The dominoes are falling in baseball's latest drug scandal and by now everyone but Alex Rodriguez has a good idea what their punishment will be. For A-Rod, it's a bit more complicated, though the one thing that seems virtually certain is that he'll never put on the pinstripes again.
The Yankees don't want him, and neither does baseball. Long a target of fans because of his oversized contract and unchecked ego, he's now the biggest target of the biggest probe Major League Baseball has ever launched into the drug use that has infested the sport for the better part of two decades.
Ryan Braun got nearly a half year off for lying and cheating, but A-Rod will surely get more. Right now the over-under seems to be the rest of this year and next, but there's speculation Bud Selig could use his power to try to ban Rodriguez for life if he fights it.
It's almost unthinkable. The player who once seemed destined to go down as one of the greatest to play the game could be banned for life from that very game.
Think that might cause some other players to think twice before they juice again?
"Nobody will take these drugs if they believe the minute they are caught they're out for good," former baseball commissioner Fay Vincent said. "They just won't."

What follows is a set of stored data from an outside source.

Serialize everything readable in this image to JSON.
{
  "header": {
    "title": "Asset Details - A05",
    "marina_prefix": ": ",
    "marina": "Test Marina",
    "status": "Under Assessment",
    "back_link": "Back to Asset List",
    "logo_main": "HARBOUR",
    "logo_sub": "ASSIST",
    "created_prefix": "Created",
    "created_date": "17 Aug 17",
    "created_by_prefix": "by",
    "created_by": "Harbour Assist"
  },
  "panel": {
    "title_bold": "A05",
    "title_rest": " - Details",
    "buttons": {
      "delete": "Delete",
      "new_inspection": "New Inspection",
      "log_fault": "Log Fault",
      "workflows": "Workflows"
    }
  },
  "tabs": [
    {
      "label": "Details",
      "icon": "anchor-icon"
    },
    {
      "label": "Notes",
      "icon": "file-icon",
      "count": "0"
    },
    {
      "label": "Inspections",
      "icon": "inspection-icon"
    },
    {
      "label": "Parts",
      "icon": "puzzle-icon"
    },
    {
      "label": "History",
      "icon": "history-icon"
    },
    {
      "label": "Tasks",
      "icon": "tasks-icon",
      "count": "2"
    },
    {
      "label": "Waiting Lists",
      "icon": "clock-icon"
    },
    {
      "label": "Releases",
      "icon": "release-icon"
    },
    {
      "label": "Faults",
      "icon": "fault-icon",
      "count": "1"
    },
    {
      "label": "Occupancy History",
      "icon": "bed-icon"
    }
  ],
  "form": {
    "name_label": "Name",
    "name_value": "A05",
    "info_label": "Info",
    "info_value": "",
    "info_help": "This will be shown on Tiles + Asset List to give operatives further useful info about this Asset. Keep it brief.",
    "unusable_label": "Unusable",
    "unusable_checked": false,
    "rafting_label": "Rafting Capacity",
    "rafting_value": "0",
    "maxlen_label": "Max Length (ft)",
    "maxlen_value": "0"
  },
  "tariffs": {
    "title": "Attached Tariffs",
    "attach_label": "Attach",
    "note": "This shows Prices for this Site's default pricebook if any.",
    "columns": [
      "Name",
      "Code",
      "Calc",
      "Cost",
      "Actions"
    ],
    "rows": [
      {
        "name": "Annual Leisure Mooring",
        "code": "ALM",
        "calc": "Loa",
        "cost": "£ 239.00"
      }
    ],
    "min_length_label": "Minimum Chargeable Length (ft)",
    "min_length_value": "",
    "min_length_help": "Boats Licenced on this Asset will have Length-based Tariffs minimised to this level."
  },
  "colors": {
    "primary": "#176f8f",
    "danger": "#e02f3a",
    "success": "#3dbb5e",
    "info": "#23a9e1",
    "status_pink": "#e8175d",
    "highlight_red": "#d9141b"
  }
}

A lifetime ban might seem a bit extreme, though in A-Rod's case it goes beyond the simple use of performance-enhancing drugs. The Yankees expect him to be accused of recruiting other athletes to a Miami clinic where drugs were dispensed, and trying to obstruct MLB's investigation into the clinic. He also faces questions about whether he was truthful with baseball when asked about his relationship with Dr. Anthony Galea, who pleaded guilty two years ago to a federal charge of bringing unapproved drugs into the United States from Canada.